As a follow up to the Kathleen Sebelius story, more unfolds as information is released.

It was only a few minutes in the making but comments last week by Health and Human Services Secretary Kathleen Sebelius on Capitol Hill have set off a firestorm of criticism around President Obama’s health care law and how the law, when it’s finally implemented, will have “double counted” on Medicare -- and, therefore, does not have the savings once predicted by the White House.

“The Affordable Care Act adds 12 years to the Medicare trust fund, according to every actuary, and the $500 billion represents a slowdown in the growth rate of Medicare over 10 years from what was projected at 8 percent to a growth rate,” Sebelius said during questioning by Rep. John Shimkus, R-Ill.

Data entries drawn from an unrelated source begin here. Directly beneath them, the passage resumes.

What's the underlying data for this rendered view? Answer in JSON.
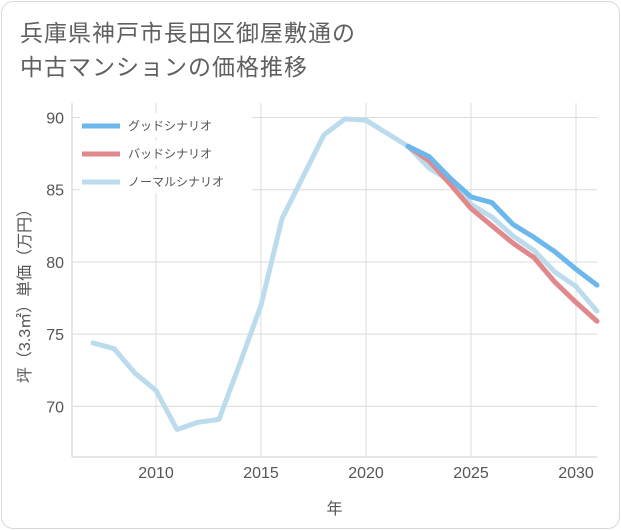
{
  "title_line1": "兵庫県神戸市長田区御屋敷通の",
  "title_line2": "中古マンションの価格推移",
  "chart_data": {
    "type": "line",
    "xlabel": "年",
    "ylabel": "坪（3.3㎡）単価（万円）",
    "xlim": [
      2006,
      2031
    ],
    "ylim": [
      66.5,
      91
    ],
    "xticks": [
      2010,
      2015,
      2020,
      2025,
      2030
    ],
    "yticks": [
      70,
      75,
      80,
      85,
      90
    ],
    "grid": true,
    "legend_position": "top-left",
    "series": [
      {
        "name": "グッドシナリオ",
        "color": "#6cb8ec",
        "x": [
          2022,
          2023,
          2024,
          2025,
          2026,
          2027,
          2028,
          2029,
          2030,
          2031
        ],
        "y": [
          88.0,
          87.3,
          85.8,
          84.5,
          84.1,
          82.6,
          81.7,
          80.7,
          79.5,
          78.4
        ]
      },
      {
        "name": "バッドシナリオ",
        "color": "#e0888b",
        "x": [
          2022,
          2023,
          2024,
          2025,
          2026,
          2027,
          2028,
          2029,
          2030,
          2031
        ],
        "y": [
          88.0,
          87.0,
          85.4,
          83.7,
          82.5,
          81.3,
          80.3,
          78.6,
          77.2,
          75.9
        ]
      },
      {
        "name": "ノーマルシナリオ",
        "color": "#bcdcee",
        "x": [
          2007,
          2008,
          2009,
          2010,
          2011,
          2012,
          2013,
          2014,
          2015,
          2016,
          2017,
          2018,
          2019,
          2020,
          2021,
          2022,
          2023,
          2024,
          2025,
          2026,
          2027,
          2028,
          2029,
          2030,
          2031
        ],
        "y": [
          74.4,
          74.0,
          72.3,
          71.1,
          68.4,
          68.9,
          69.1,
          73.0,
          77.0,
          83.0,
          85.9,
          88.8,
          89.9,
          89.8,
          88.9,
          88.0,
          86.5,
          85.6,
          84.0,
          83.1,
          81.8,
          80.8,
          79.3,
          78.3,
          76.6
        ]
      }
    ]
  }
}
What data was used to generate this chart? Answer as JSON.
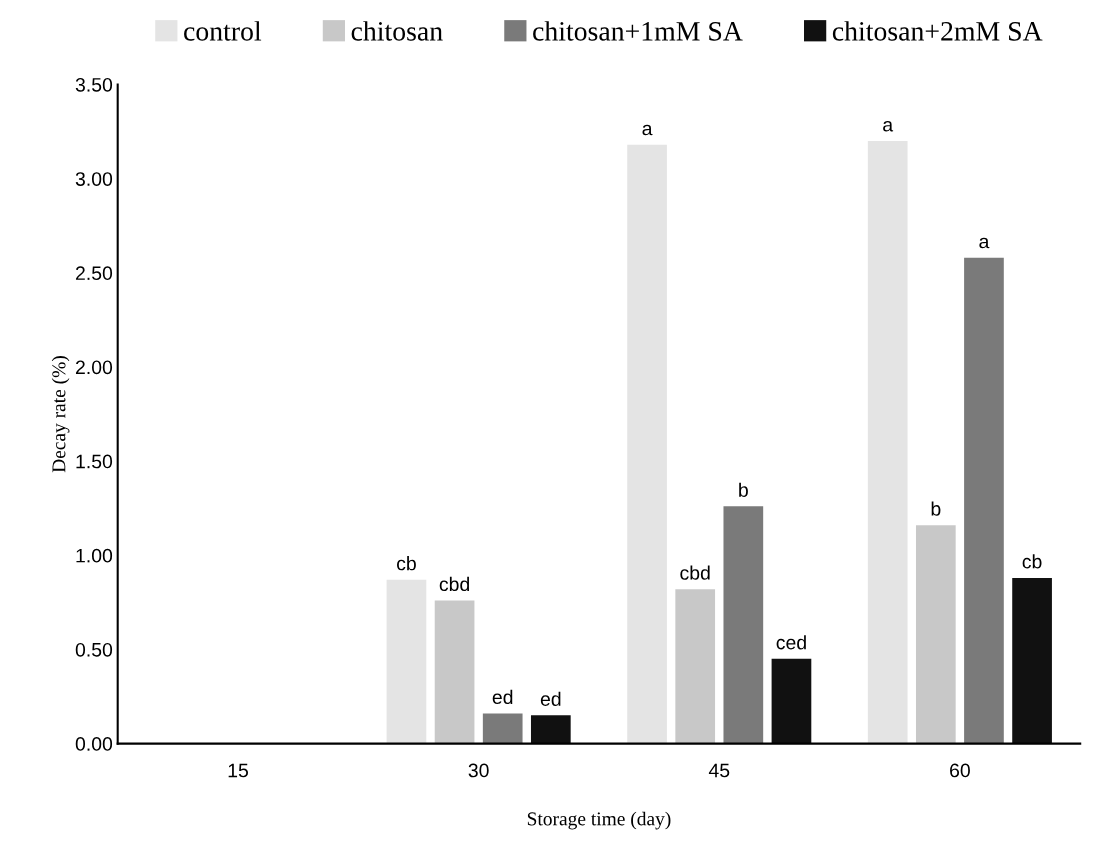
{
  "chart_data": {
    "type": "bar",
    "xlabel": "Storage time (day)",
    "ylabel": "Decay rate (%)",
    "categories": [
      "15",
      "30",
      "45",
      "60"
    ],
    "series": [
      {
        "name": "control",
        "color": "#e4e4e4",
        "values": [
          null,
          0.87,
          3.18,
          3.2
        ],
        "value_labels": [
          null,
          "cb",
          "a",
          "a"
        ]
      },
      {
        "name": "chitosan",
        "color": "#c8c8c8",
        "values": [
          null,
          0.76,
          0.82,
          1.16
        ],
        "value_labels": [
          null,
          "cbd",
          "cbd",
          "b"
        ]
      },
      {
        "name": "chitosan+1mM SA",
        "color": "#7a7a7a",
        "values": [
          null,
          0.16,
          1.26,
          2.58
        ],
        "value_labels": [
          null,
          "ed",
          "b",
          "a"
        ]
      },
      {
        "name": "chitosan+2mM SA",
        "color": "#111111",
        "values": [
          null,
          0.15,
          0.45,
          0.88
        ],
        "value_labels": [
          null,
          "ed",
          "ced",
          "cb"
        ]
      }
    ],
    "ylim": [
      0,
      3.5
    ],
    "yticks": [
      {
        "value": 0,
        "label": "0.00"
      },
      {
        "value": 0.5,
        "label": "0.50"
      },
      {
        "value": 1,
        "label": "1.00"
      },
      {
        "value": 1.5,
        "label": "1.50"
      },
      {
        "value": 2,
        "label": "2.00"
      },
      {
        "value": 2.5,
        "label": "2.50"
      },
      {
        "value": 3,
        "label": "3.00"
      },
      {
        "value": 3.5,
        "label": "3.50"
      }
    ],
    "legend": "top",
    "grid": false
  }
}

But, as Shimkus pushed the issue, asking for Sebelius to explain if the president was using the $500 billion to save Medicare or fund health care reform, Sebelius added one word – “both.” And that word has made many more nervous than ever about the health care law, as they say it sounds like double counting, or using money from one program to count into another, which does not equal savings.

As previously reported by Fox News, more than half the total financing for the health care reform legislation comes from the $500 billion in cuts to the entitlement program. But since the White House began its health care sell, critics have said the president is misleading Americans, because the “cuts” actually are set aside to pay for other programs.